La CIM-10 a également une rubrique F 50.4 - suralimentation psychogène, qui est une réaction au stress. Dans la dynamique de la suralimentation psychogène, les étapes suivantes sont distinguées:

  • la période prodromique, qui se développe après des facteurs traumatiques et se manifeste par des troubles anxieux-dépressifs;
  • l'hyperphagie, qui masque ces troubles;
  • la survenue de troubles anxieux-dépressifs secondaires déclenchés par une suralimentation;
  • anxiété de manger de grandes quantités de nourriture et peur de l'obésité.

Pour éliminer l'inconfort émotionnel, les patients consomment de grandes quantités de nourriture, ce qui conduit à l'obésité, qui est un critère obligatoire dans ce trouble. Dans ce cas, le taux de prise alimentaire ne change pas. Contrairement à l'hyperphagie boulimique compulsive et à la boulimie mentale, la suralimentation psychogène est de nature réactive, c'est-à-dire qu'elle est une réponse à des facteurs traumatiques. Cette réaction fait suite à la perte d'êtres chers ou à des accidents et survient chez des personnes prédisposées au surpoids..

La gourmandise est associée aux émotions - anxiété, dépression, tristesse, mélancolie et colère. Une personne mange pour se libérer de ces émotions négatives, donc la gourmandise en tant que maladie est considérée par tous les psychiatres et un traitement approprié est entrepris. L'état d'esprit d'une personne changera également ses habitudes alimentaires. Comment se débarrasser de cette condition? Influence sur la sphère psycho-émotionnelle du patient, puisque l'influence psychothérapeutique est une réserve importante pour que les patients acquièrent la santé mentale.

Malgré les différences entre les troubles de l'alimentation, on suppose que la suralimentation psychogène, en tant que sorte de dépendance alimentaire, peut se transformer en boulimie mentale, lorsque le contrôle de la quantité de nourriture consommée est complètement perdu et que le comportement compensatoire du patient se produit..

Les troubles de l'alimentation ci-dessus sont inclus dans la classification. Un certain nombre d'auteurs soulignent également le syndrome de manger la nuit ou de trop manger la nuit, qui n'a pas de rubrique indépendante. Les principaux pour ce trouble sont: l'hyperphagie du soir et de la nuit (à cette heure de la journée, une personne consomme 50% des calories quotidiennes), les réveils nocturnes pour consommer des aliments riches en calories, ainsi que le manque d'appétit le matin. La suralimentation la nuit peut ne pas être un trouble indépendant, mais une manifestation d'autres troubles mentaux, car il existe des troubles du sommeil et un effet dépressif.

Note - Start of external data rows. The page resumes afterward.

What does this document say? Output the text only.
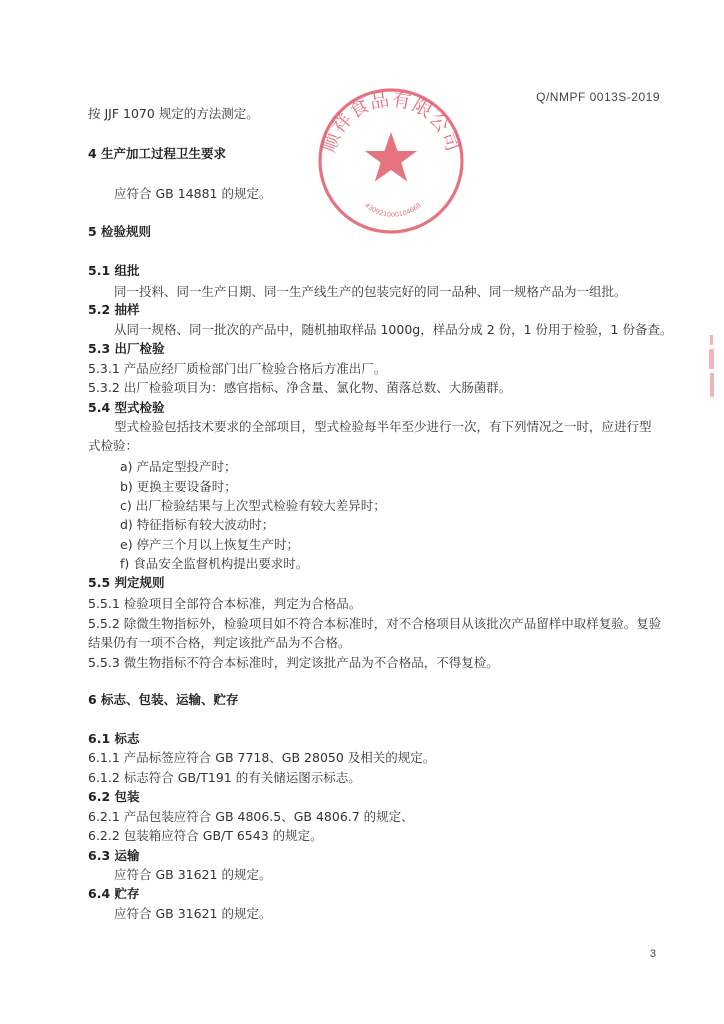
Q/NMPF 0013S-2019
顺祥食品有限公司
430921000104668
按 JJF 1070 规定的方法测定。
4 生产加工过程卫生要求
应符合 GB 14881 的规定。
5 检验规则
5.1 组批
同一投料、同一生产日期、同一生产线生产的包装完好的同一品种、同一规格产品为一组批。
5.2 抽样
从同一规格、同一批次的产品中，随机抽取样品 1000g，样品分成 2 份，1 份用于检验，1 份备查。
5.3 出厂检验
5.3.1 产品应经厂质检部门出厂检验合格后方准出厂。
5.3.2 出厂检验项目为：感官指标、净含量、氯化物、菌落总数、大肠菌群。
5.4 型式检验
型式检验包括技术要求的全部项目，型式检验每半年至少进行一次，有下列情况之一时，应进行型
式检验：
a) 产品定型投产时；
b) 更换主要设备时；
c) 出厂检验结果与上次型式检验有较大差异时；
d) 特征指标有较大波动时；
e) 停产三个月以上恢复生产时；
f) 食品安全监督机构提出要求时。
5.5 判定规则
5.5.1 检验项目全部符合本标准，判定为合格品。
5.5.2 除微生物指标外，检验项目如不符合本标准时，对不合格项目从该批次产品留样中取样复验。复验
结果仍有一项不合格，判定该批产品为不合格。
5.5.3 微生物指标不符合本标准时，判定该批产品为不合格品，不得复检。
6 标志、包装、运输、贮存
6.1 标志
6.1.1 产品标签应符合 GB 7718、GB 28050 及相关的规定。
6.1.2 标志符合 GB/T191 的有关储运图示标志。
6.2 包装
6.2.1 产品包装应符合 GB 4806.5、GB 4806.7 的规定、
6.2.2 包装箱应符合 GB/T 6543 的规定。
6.3 运输
应符合 GB 31621 的规定。
6.4 贮存
应符合 GB 31621 的规定。
3
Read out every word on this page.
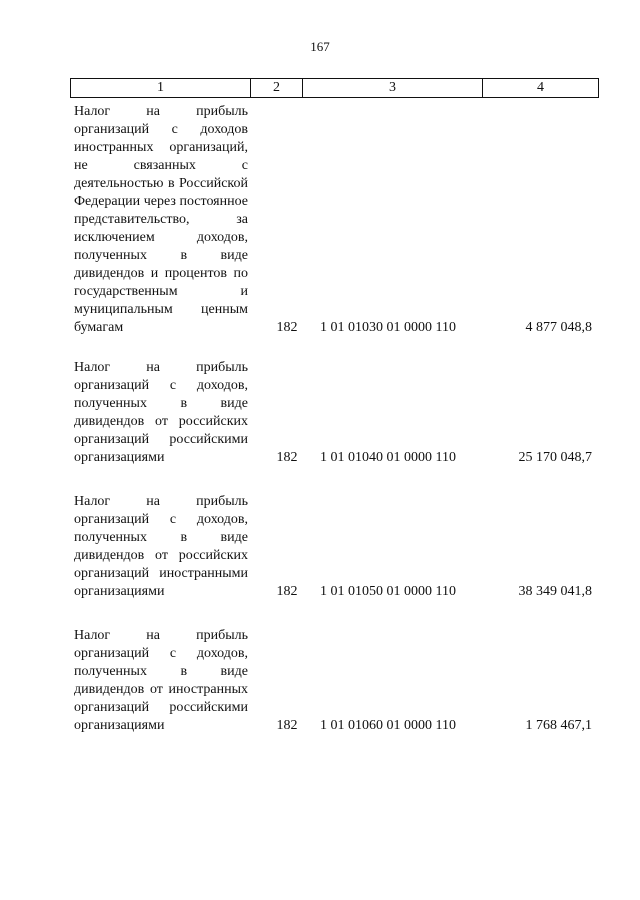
167
1	2	3	4
Налог на прибыль организаций с доходов иностранных организаций, не связанных с деятельностью в Российской Федерации через постоянное представительство, за исключением доходов, полученных в виде дивидендов и процентов по государственным и муниципальным ценным бумагам	182	1 01 01030 01 0000 110	4 877 048,8
Налог на прибыль организаций с доходов, полученных в виде дивидендов от российских организаций российскими организациями	182	1 01 01040 01 0000 110	25 170 048,7
Налог на прибыль организаций с доходов, полученных в виде дивидендов от российских организаций иностранными организациями	182	1 01 01050 01 0000 110	38 349 041,8
Налог на прибыль организаций с доходов, полученных в виде дивидендов от иностранных организаций российскими организациями	182	1 01 01060 01 0000 110	1 768 467,1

Les conséquences de la suralimentation la nuit sont qu'un dîner copieux amène le pancréas à produire de l'insuline en quantité accrue. Comme il n'y a pas d'exercice, l'insuline favorise le stockage des glucides en excès dans le foie, ce qui les transforme en graisse, qui est stockée. L'obésité motive une personne à suivre un régime et provoque une faiblesse, de l'irritabilité, de l'anxiété ou des symptômes dépressifs sévères (il existe un terme de «dépression alimentaire»).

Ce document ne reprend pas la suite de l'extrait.